In December, Mr. Adams named a food-policy transition team of restaurateurs, academics and others that met throughout the month to make recommendations for his administration. His efforts will be overseen by Kate MacKenzie, the director of the mayor’s office of food policy, who was appointed in 2019 by Mr. de Blasio. The office was established under Mr. Bloomberg in 2008.
Last month, Mr. Adams announced that imagery on all food-related promotional material released by city agencies or advertised on city property would feature only healthy food. He has expanded a hospital program he started as Brooklyn borough president in 2019 to offer clinics for patients on topics like diet and sleep habits.
Mr. Adams said he would also consider revisiting Mr. Bloomberg’s proposal for a soda tax. (A City Hall spokesman declined to elaborate but said, “The mayor is leaving all options on the table to promote healthier diets and reduce the consumption of unhealthy foods such as processed meats and sugary drinks.”)
Mr. Bloomberg drew widespread criticism when he called for the soda tax — not just from the beverage industry, but also from New Yorkers who saw the move as a classist infringement on personal choice.
Mr.
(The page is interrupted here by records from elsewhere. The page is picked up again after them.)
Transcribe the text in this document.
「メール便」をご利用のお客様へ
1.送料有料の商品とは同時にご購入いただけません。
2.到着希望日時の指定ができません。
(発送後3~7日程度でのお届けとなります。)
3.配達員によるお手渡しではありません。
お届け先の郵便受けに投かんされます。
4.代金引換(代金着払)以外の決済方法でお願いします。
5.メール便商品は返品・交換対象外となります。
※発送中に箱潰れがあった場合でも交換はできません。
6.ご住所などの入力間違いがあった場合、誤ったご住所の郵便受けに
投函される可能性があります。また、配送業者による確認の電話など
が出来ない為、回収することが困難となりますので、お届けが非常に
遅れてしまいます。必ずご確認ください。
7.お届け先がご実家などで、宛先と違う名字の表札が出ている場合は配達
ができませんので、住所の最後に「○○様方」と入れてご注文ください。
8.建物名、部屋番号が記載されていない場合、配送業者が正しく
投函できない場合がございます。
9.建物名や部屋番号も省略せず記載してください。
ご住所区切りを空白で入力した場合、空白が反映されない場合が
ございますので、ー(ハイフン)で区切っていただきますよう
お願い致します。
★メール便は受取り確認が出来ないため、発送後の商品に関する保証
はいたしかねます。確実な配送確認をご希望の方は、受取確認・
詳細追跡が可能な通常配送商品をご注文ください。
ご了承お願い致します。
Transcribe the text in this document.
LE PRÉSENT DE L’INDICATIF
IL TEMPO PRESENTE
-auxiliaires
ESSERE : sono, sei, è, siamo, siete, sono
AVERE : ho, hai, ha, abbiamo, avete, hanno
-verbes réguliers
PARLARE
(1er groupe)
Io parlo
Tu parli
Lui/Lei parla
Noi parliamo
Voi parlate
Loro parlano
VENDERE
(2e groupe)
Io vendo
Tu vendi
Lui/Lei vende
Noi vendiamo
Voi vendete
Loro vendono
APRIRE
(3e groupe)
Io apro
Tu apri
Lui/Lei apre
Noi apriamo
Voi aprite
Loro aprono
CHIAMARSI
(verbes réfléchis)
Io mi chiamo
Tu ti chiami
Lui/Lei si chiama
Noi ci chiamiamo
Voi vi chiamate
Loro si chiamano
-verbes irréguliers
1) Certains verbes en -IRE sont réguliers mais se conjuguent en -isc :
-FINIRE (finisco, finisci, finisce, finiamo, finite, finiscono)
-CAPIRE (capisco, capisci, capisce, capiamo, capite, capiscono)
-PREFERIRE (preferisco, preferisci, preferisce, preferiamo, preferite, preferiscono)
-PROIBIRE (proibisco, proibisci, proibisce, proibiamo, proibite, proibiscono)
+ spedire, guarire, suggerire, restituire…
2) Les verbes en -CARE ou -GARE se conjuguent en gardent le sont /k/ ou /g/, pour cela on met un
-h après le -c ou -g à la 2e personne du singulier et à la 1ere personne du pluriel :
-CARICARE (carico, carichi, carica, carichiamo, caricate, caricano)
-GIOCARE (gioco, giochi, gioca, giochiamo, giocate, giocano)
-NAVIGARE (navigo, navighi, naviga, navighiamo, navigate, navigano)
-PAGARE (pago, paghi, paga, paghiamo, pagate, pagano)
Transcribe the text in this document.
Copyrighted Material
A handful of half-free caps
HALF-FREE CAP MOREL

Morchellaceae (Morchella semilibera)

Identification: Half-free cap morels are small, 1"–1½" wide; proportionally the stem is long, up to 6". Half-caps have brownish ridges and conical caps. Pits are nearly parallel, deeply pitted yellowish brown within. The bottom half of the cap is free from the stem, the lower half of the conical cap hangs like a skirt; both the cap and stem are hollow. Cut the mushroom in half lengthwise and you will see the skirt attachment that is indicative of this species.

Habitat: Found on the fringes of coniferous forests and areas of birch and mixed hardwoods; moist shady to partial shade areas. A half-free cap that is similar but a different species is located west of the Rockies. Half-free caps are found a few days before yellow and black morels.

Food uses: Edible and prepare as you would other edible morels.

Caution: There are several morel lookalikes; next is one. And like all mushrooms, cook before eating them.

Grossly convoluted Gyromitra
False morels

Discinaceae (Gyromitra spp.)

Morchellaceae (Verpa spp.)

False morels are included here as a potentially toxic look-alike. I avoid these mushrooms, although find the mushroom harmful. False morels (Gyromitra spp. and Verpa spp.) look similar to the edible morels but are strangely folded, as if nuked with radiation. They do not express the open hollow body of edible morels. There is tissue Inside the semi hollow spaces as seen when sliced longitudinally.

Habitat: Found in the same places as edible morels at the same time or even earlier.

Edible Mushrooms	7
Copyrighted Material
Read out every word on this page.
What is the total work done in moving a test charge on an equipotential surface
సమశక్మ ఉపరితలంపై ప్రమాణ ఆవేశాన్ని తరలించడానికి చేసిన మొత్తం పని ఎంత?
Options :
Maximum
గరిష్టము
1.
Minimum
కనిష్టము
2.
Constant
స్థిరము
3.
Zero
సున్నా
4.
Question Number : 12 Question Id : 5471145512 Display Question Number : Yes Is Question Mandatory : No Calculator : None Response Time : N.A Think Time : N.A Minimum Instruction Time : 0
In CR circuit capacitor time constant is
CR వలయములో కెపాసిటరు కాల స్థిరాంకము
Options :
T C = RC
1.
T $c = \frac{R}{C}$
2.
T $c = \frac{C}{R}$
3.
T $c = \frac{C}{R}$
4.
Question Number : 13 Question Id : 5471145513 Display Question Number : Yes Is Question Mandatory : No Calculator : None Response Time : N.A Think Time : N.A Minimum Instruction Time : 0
Adams may be even more vulnerable to this criticism because he has centered the discourse on himself and his own diet, said Dr. Lurie of the Center for Science in the Public Interest. And that may distract people from the substance of the mayor’s policies.
In February, Mr. Adams touched off a media frenzy when he ordered fish at a restaurant after proclaiming that he was vegan. (He responded by saying he was “imperfect.”)
It didn’t surprise Dr. Lurie that “Fishgate,” as some have called the incident, got so much attention.
“When you put the spotlight on yourself in those ways, you bring a lot of scrutiny on your own personal habits,” he said. “There is a solid scientific basis for a lot of what he is suggesting, and personally I think in the long term that’s a more sustainable argument.”